Premier Levi Eshkol told Israel’s Parliament today that his talks with President Johnson in the United States last month and with President Charles de Gaulle in France this month had encouraged him in his belief that Israel did not stand alone in its struggle with a hostile Arab world. “Nevertheless,” he added, “we must rely on our independent strength to stand our ground on any day of trial.”

He emphasized cooperation with both countries in the field of scientific research and he reported that plans for United States-Israeli cooperation in the applicability of nuclear energy to desalting sea water had been “favorably appreciated in France as well.”

He said his visit to France had provided a clear demonstration that the “relations of friendship and cooperation between France and Israel are not likely to be affected by France’s relations with any other country, including the Arab states.” He stressed that during his visit to France, he had found that French-Israeli friendship was not merely a matter of individuals or of a friendly French leadership, bit that it was “deeply rooted among many strata of the French people.”
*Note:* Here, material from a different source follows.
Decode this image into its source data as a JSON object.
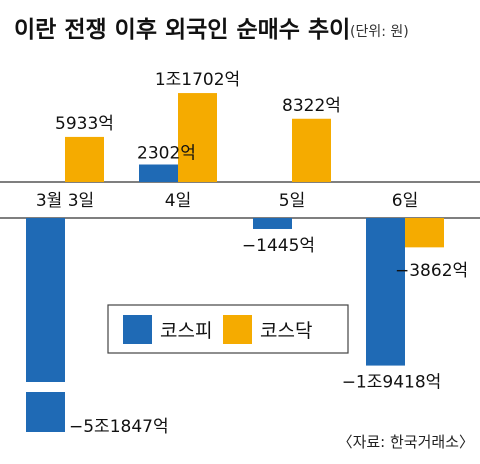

He reported that, in his talks with President de Gaulle, he had told the French leader about the problems confronting Israel and that he had stressed the “gravity of the encouragement which aggressive rulers may draw from the attitude of those powers who do not throw their weight into the balance on the side of peace.” This was assumed to be a reference to Soviet support of President Nasser of Egypt, particularly during Premier Khrushchev’s visit to Cairo last May.
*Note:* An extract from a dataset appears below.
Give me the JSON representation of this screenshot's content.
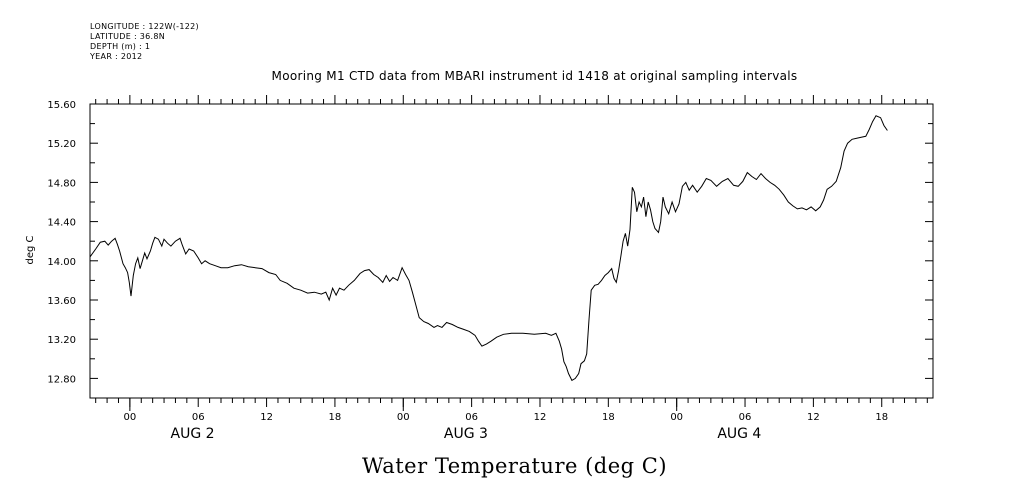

The Premier added that he had found President de Gaulle “extremely well-informed and fully appreciative of our great development work and of our readiness to cooperate with young developing countries.” He said his meetings with other French statesmen were also conducted “in a practical, candid and friendly atmosphere.”
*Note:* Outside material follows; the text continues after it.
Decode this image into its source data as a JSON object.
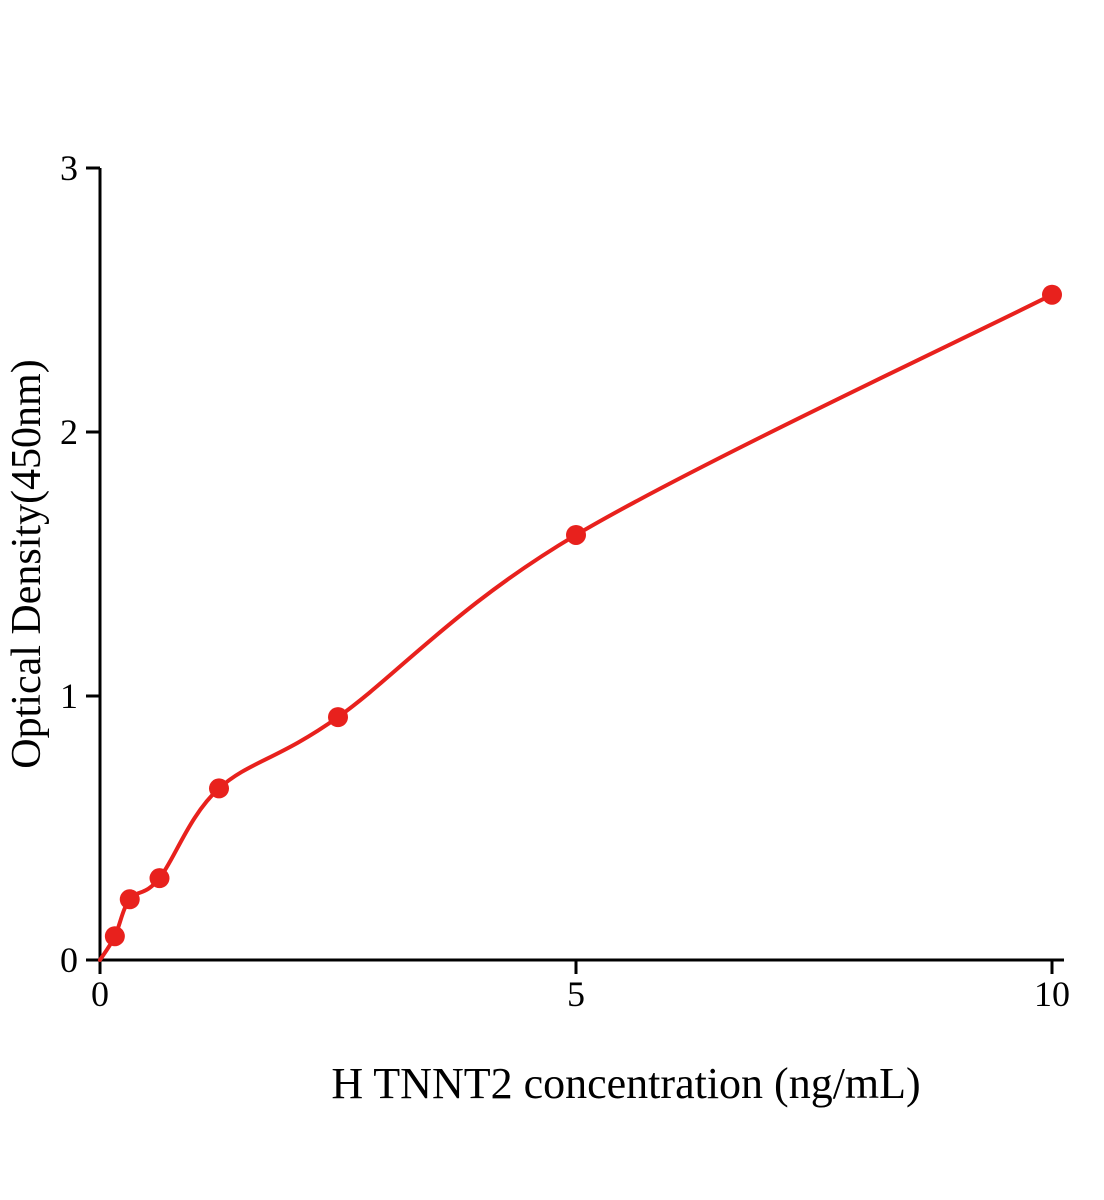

Describing his meetings with the French Jewish community and with a delegation of Jews from North Africa, who had settled in France, he said that, though there were some indications of readiness among the youth for emigration to Israel, there was not yet any hoped-for drive for that objective. He also reported that such youth were not taking advantage of opportunities to study Hebrew offered by French colleges, and that the number of Jews learning Hebrew was much smaller than non-Jews doing so.

In debate following the Premier’s statement, Menahem Beigin, leader of the Herut Party, criticized a statement made by the Premier in the United States to the effect that statements by Premier Khrushchev during his visit to Cairo were moderate. The Herut leader also criticized the Premier’s “failure” to raise during his talks with American officials the issue of West German scientists working on advanced weapons in Cairo for the Nasser regime. He also sharply criticized the Israel Government’s policy concerning West Germany.


Ishar Harari, of the Liberal Party, defended the Premier’s statements on Khrushchev as correct, asserting that a foreign country was no place to attack the Soviet Union. He urged extension of Israel’s relations with African countries.

David Hacohen, of Mapai, voiced regret that the communiqued issued by the White House on the Johnson-Eshkol talks did not include a specific stipulation about the preservation of Israel’s territorial integrity. He noted that only Israel’s integrity was openly threatened in the Middle East. He also said he regretted the absence from that communique of assurances of strengthening Israel’s deterrent forces because the balance of military strength in the area had been upset.

Mr. Hacohen also voiced the hope that the Premier’s visit in Washington would bring a change of view among those in the United States who consider Nasser a stabilizing force in the area, and who believe that the Egyptian president wants peace.

During the session, the Knesset referred to committee motions by the Liberal and Herut parties which asserted there was a shortage of scientific and technological manpower in Israel. The motions charged that Israel’s institutions of higher learning had room for only about one-third of applicants in the sciences.